Frederick was acutely aware of Lydia beside him; the warmth of her presence, the occasional brush of her shoulder against his arm. He wanted to ask her to dance. He wanted to put his arms around her and join the swaying couples and pretend, just for a moment, that he was someone who belonged here.

But he couldn't. Not yet. Not without proving that he could show up again and again, that this wasn't a moment of weakness or curiosity but the beginning of something real.

"I should go," he said, though every part of him wanted to stay.

Lydia nodded, not surprised. "The carriage has been waiting."

"Yes. And I've taken enough of your time."

"It wasn't taking. It was sharing." She turned to face him, her features soft in the firelight. "Thank you for coming. For trying. For…" she hesitated. "For being different from what I expected."

"Thank you for showing me what I was missing."

They stood there for a moment, the fire crackling behind them, the music playing, the village alive with celebration all around.

Frederick was acutely aware of everything—the warmth of the flames on his back, the scent of wood smoke and autumn, the way the firelight caught in Lydia's hair and made it glow like copper.

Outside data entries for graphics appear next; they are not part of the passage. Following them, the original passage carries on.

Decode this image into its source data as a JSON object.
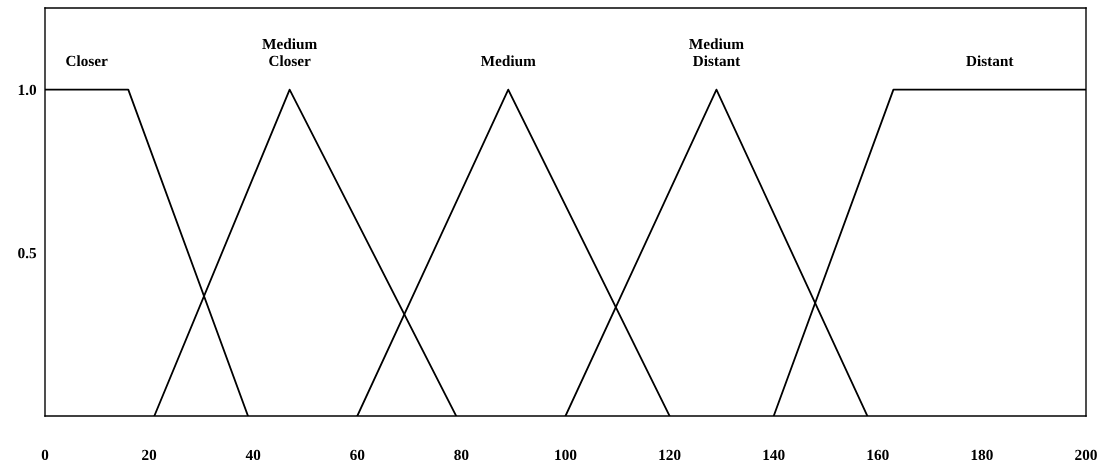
{
  "chart_data": {
    "type": "line",
    "xlim": [
      0,
      200
    ],
    "ylim": [
      0,
      1.25
    ],
    "xticks": [
      0,
      20,
      40,
      60,
      80,
      100,
      120,
      140,
      160,
      180,
      200
    ],
    "yticks": [
      {
        "value": 0.5,
        "label": "0.5"
      },
      {
        "value": 1.0,
        "label": "1.0"
      }
    ],
    "grid": false,
    "legend": false,
    "marker": "none",
    "line_style": "solid",
    "series": [
      {
        "name": "Closer",
        "color": "#000000",
        "x": [
          0,
          16,
          39
        ],
        "values": [
          1,
          1,
          0
        ]
      },
      {
        "name": "Medium Closer",
        "color": "#000000",
        "x": [
          21,
          47,
          79
        ],
        "values": [
          0,
          1,
          0
        ]
      },
      {
        "name": "Medium",
        "color": "#000000",
        "x": [
          60,
          89,
          120
        ],
        "values": [
          0,
          1,
          0
        ]
      },
      {
        "name": "Medium Distant",
        "color": "#000000",
        "x": [
          100,
          129,
          158
        ],
        "values": [
          0,
          1,
          0
        ]
      },
      {
        "name": "Distant",
        "color": "#000000",
        "x": [
          140,
          163,
          200
        ],
        "values": [
          0,
          1,
          1
        ]
      }
    ]
  }
}
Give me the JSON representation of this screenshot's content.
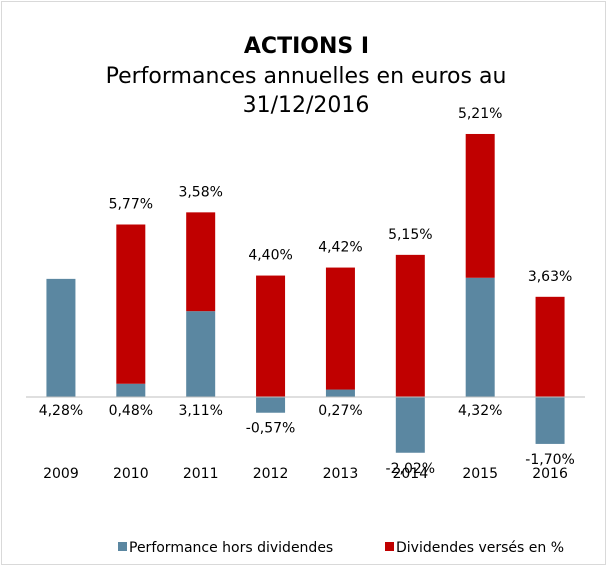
{
  "chart_data": {
    "type": "stacked-bar",
    "title": "ACTIONS I",
    "subtitle": "Performances annuelles en euros au 31/12/2016",
    "categories": [
      "2009",
      "2010",
      "2011",
      "2012",
      "2013",
      "2014",
      "2015",
      "2016"
    ],
    "series": [
      {
        "name": "Performance hors dividendes",
        "color": "#5b87a1",
        "values": [
          4.28,
          0.48,
          3.11,
          -0.57,
          0.27,
          -2.02,
          4.32,
          -1.7
        ],
        "value_labels": [
          "4,28%",
          "0,48%",
          "3,11%",
          "-0,57%",
          "0,27%",
          "-2,02%",
          "4,32%",
          "-1,70%"
        ]
      },
      {
        "name": "Dividendes versés en %",
        "color": "#c00000",
        "values": [
          null,
          5.77,
          3.58,
          4.4,
          4.42,
          5.15,
          5.21,
          3.63
        ],
        "value_labels": [
          null,
          "5,77%",
          "3,58%",
          "4,40%",
          "4,42%",
          "5,15%",
          "5,21%",
          "3,63%"
        ]
      }
    ],
    "legend": "bottom"
  }
}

"May I ask you something?" He said.

"You seem to be making a habit of that."

"Yes, well." He took a breath. "Would it be.....I wondered if perhaps in the future, not now, obviously, but at some point, that would be convenient for you…"

"Frederick."

He stopped. She had said his name. Not "Your Grace," not "the duke," but Frederick, and the sound of it on her lips made something flutter in his chest.

"Yes?"

"You're rambling."

"I am. I apologise. I'm not very good at this part."

"What part?"

"The part where I ask if I might see you again. Not at a fair, though I would come to another fair, I would come to every fair if you wanted me to, but somewhere else. Somewhere we could talk without half the village watching."

Lydia was quiet for a long moment. The firelight played across her features, and Frederick couldn't read her expression, and he couldn't tell if she was trying to find a way to refuse politely or if she was simply considering his words.